We had our wedding reception at my parents house, they have a pool. Since the party was in the evening and we were serving alcohol, I put on the invitations that kids were not invited. I had a few people get really mad they couldnt bring their kids, so go figure.
We have a pool and my children have pool parties. I serve alcohol at the parties. The people that I welcome into my house are responsible respectful people. I personally do not drink..Just because alcohol is served doesn't make your friend a bad person. Unless you have experienced lude roudy behavior at one of their parties, you should keep your opinions to yourself. What works for them may not work for you. If you have had bad experiences at their parties and you believe the kids are in danger, yes, you should say something.
I agree that it probably means bring your own beverage. Alcohol and a pool do not mix well so I don't think the parents would allow it anyway. What parent would want to be drunk or even almost drunk at a birthday party
I would just casually ask her if she's really comfortable with everyone being drunk and very young children in a swimming pool.
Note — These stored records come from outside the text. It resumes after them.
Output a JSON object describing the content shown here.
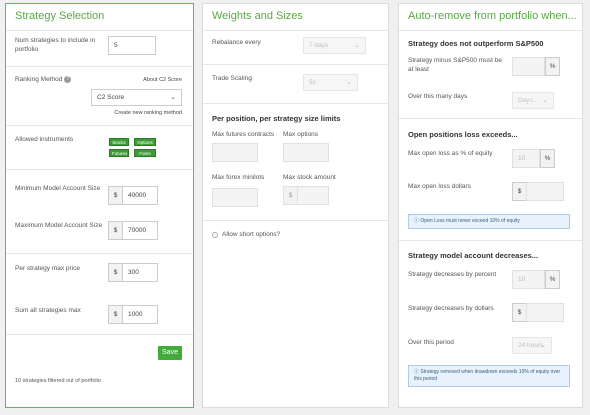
{
  "strategy_selection": {
    "title": "Strategy Selection",
    "num_strategies_label": "Num strategies to include in portfolio",
    "num_strategies_value": "5",
    "ranking_method_label": "Ranking Method",
    "about_link": "About C2 Score",
    "ranking_method_value": "C2 Score",
    "create_ranking_link": "Create new ranking method",
    "allowed_instruments_label": "Allowed instruments",
    "instruments": [
      "Stocks",
      "Options",
      "Futures",
      "Forex"
    ],
    "min_account_label": "Minimum Model Account Size",
    "min_account_value": "40000",
    "max_account_label": "Maximum Model Account Size",
    "max_account_value": "70000",
    "max_price_label": "Per strategy max price",
    "max_price_value": "300",
    "sum_max_label": "Sum all strategies max",
    "sum_max_value": "1000",
    "currency": "$",
    "save_label": "Save",
    "filtered_text": "10 strategies filtered out of portfolio"
  },
  "weights": {
    "title": "Weights and Sizes",
    "rebalance_label": "Rebalance every",
    "rebalance_value": "7 days",
    "scaling_label": "Trade Scaling",
    "scaling_value": "5x",
    "limits_heading": "Per position, per strategy size limits",
    "max_futures_label": "Max futures contracts",
    "max_options_label": "Max options",
    "max_forex_label": "Max forex minilots",
    "max_stock_label": "Max stock amount",
    "currency": "$",
    "allow_short_label": "Allow short options?"
  },
  "autoremove": {
    "title": "Auto-remove from portfolio when...",
    "sp_heading": "Strategy does not outperform S&P500",
    "sp_minus_label": "Strategy minus S&P500 must be at least",
    "percent": "%",
    "over_days_label": "Over this many days",
    "over_days_value": "Days...",
    "open_loss_heading": "Open positions loss exceeds...",
    "max_open_pct_label": "Max open loss as % of equity",
    "max_open_pct_value": "10",
    "max_open_dollars_label": "Max open loss dollars",
    "currency": "$",
    "open_loss_info": "Open Loss must never exceed 10% of equity",
    "decrease_heading": "Strategy model account decreases...",
    "decrease_pct_label": "Strategy decreases by percent",
    "decrease_pct_value": "10",
    "decrease_dollars_label": "Strategy decreases by dollars",
    "period_label": "Over this period",
    "period_value": "24 hours",
    "decrease_info": "Strategy removed when drawdown exceeds 10% of equity over this period"
  }
}
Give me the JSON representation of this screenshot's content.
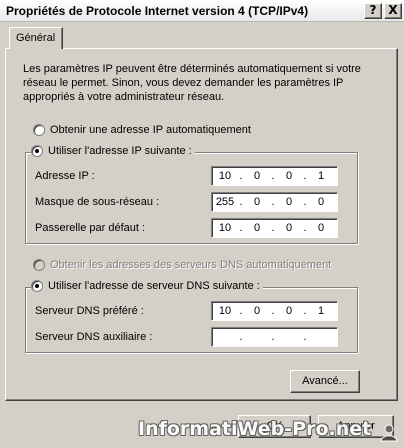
{
  "window": {
    "title": "Propriétés de Protocole Internet version 4 (TCP/IPv4)",
    "help_button": "?",
    "close_button": "X"
  },
  "tabs": [
    {
      "label": "Général",
      "selected": true
    }
  ],
  "description": "Les paramètres IP peuvent être déterminés automatiquement si votre réseau le permet. Sinon, vous devez demander les paramètres IP appropriés à votre administrateur réseau.",
  "ip": {
    "auto_option": "Obtenir une adresse IP automatiquement",
    "manual_option": "Utiliser l'adresse IP suivante :",
    "selected": "manual",
    "fields": [
      {
        "label": "Adresse IP :",
        "octets": [
          "10",
          "0",
          "0",
          "1"
        ]
      },
      {
        "label": "Masque de sous-réseau :",
        "octets": [
          "255",
          "0",
          "0",
          "0"
        ]
      },
      {
        "label": "Passerelle par défaut :",
        "octets": [
          "10",
          "0",
          "0",
          "0"
        ]
      }
    ]
  },
  "dns": {
    "auto_option": "Obtenir les adresses des serveurs DNS automatiquement",
    "auto_disabled": true,
    "manual_option": "Utiliser l'adresse de serveur DNS suivante :",
    "selected": "manual",
    "fields": [
      {
        "label": "Serveur DNS préféré :",
        "octets": [
          "10",
          "0",
          "0",
          "1"
        ]
      },
      {
        "label": "Serveur DNS auxiliaire :",
        "octets": [
          "",
          "",
          "",
          ""
        ]
      }
    ]
  },
  "buttons": {
    "advanced": "Avancé...",
    "ok": "OK",
    "cancel": "Annuler"
  },
  "watermark": "InformatiWeb-Pro.net",
  "icons": {
    "user": "user-icon"
  }
}
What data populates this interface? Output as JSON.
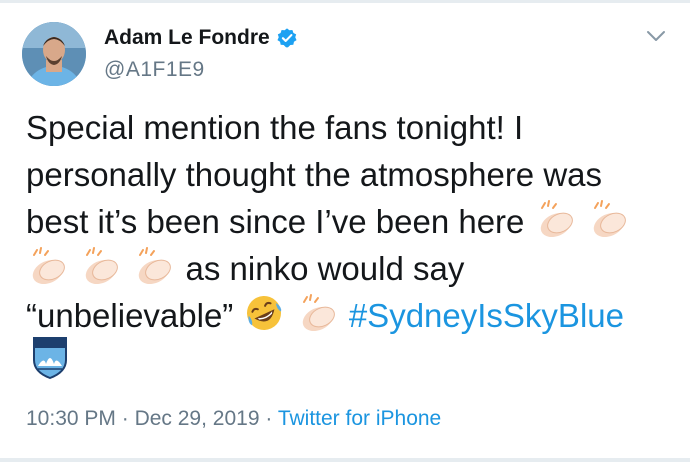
{
  "author": {
    "display_name": "Adam Le Fondre",
    "handle": "@A1F1E9",
    "verified_icon": "verified-badge-icon",
    "avatar": "profile-photo"
  },
  "tweet": {
    "line1": "Special mention the fans tonight! I",
    "line2": "personally thought the atmosphere was",
    "line3": "best it’s been since I’ve been here",
    "line4": "as ninko would say",
    "line5_text": "“unbelievable”",
    "hashtag": "#SydneyIsSkyBlue",
    "emojis": [
      "clapping-hands-icon",
      "rolling-on-floor-laughing-icon"
    ]
  },
  "meta": {
    "time": "10:30 PM",
    "separator": "·",
    "date": "Dec 29, 2019",
    "source": "Twitter for iPhone"
  },
  "colors": {
    "link": "#1b95e0",
    "secondary_text": "#657786",
    "primary_text": "#14171a"
  }
}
Sounds like a recipe for disaster to me.
If she says yes, I'd just say I'm not and I don't think we're going to come but I'll bring a gift for your son either before or after the party day.
If she's really your friend, I would think she would already know that you are not comfortable with mixing drunkenness, swimming and young kids. If she doesn't already know it, she should be okay with you saying your not okay with it - if she really is your friend. Don't say it judgmentally, just matter-of-factly.
I was hoping it was bring your own bathing suit :)
It is a little unclassy to have on a kid pool party invite.
ETA: i did not mean a parent cant have a couple of drinks, just meant tacky to ask to bring your own. we drink responsibly in front of our kids.
I wouldn't say a thing to her. If she chooses to have alcholic beverages at her party, then that's her decision. If you don't feel comfortable, then decline the invitation.
My friend hosts an annual party and it's BYOB for all ages. She asks the teens to bring their own beverage, which is usually a 2 liter bottle of soda.
I cannot even imagine a kid's party without alcohol. :) But, I've never been to a BYOB kid's party where people are getting wasted. That would be scary.
I think it's cheap and tacky for her to say BYOB. If you can't afford to host a party 100%, then don't have one.
I would never dream of asking guests to BYOB.
As for alcohol around children, I don't have an issue asking as its social Nd no one gets smashed. Like another poster said... Do you won't go to chuck e cheese, bowling parties, skate parties, etc? Sound a bit obsessive.
Parent who forbid alcohol around children, hide it, and make it appear so bad are the ones who's teens will be the first to experiment.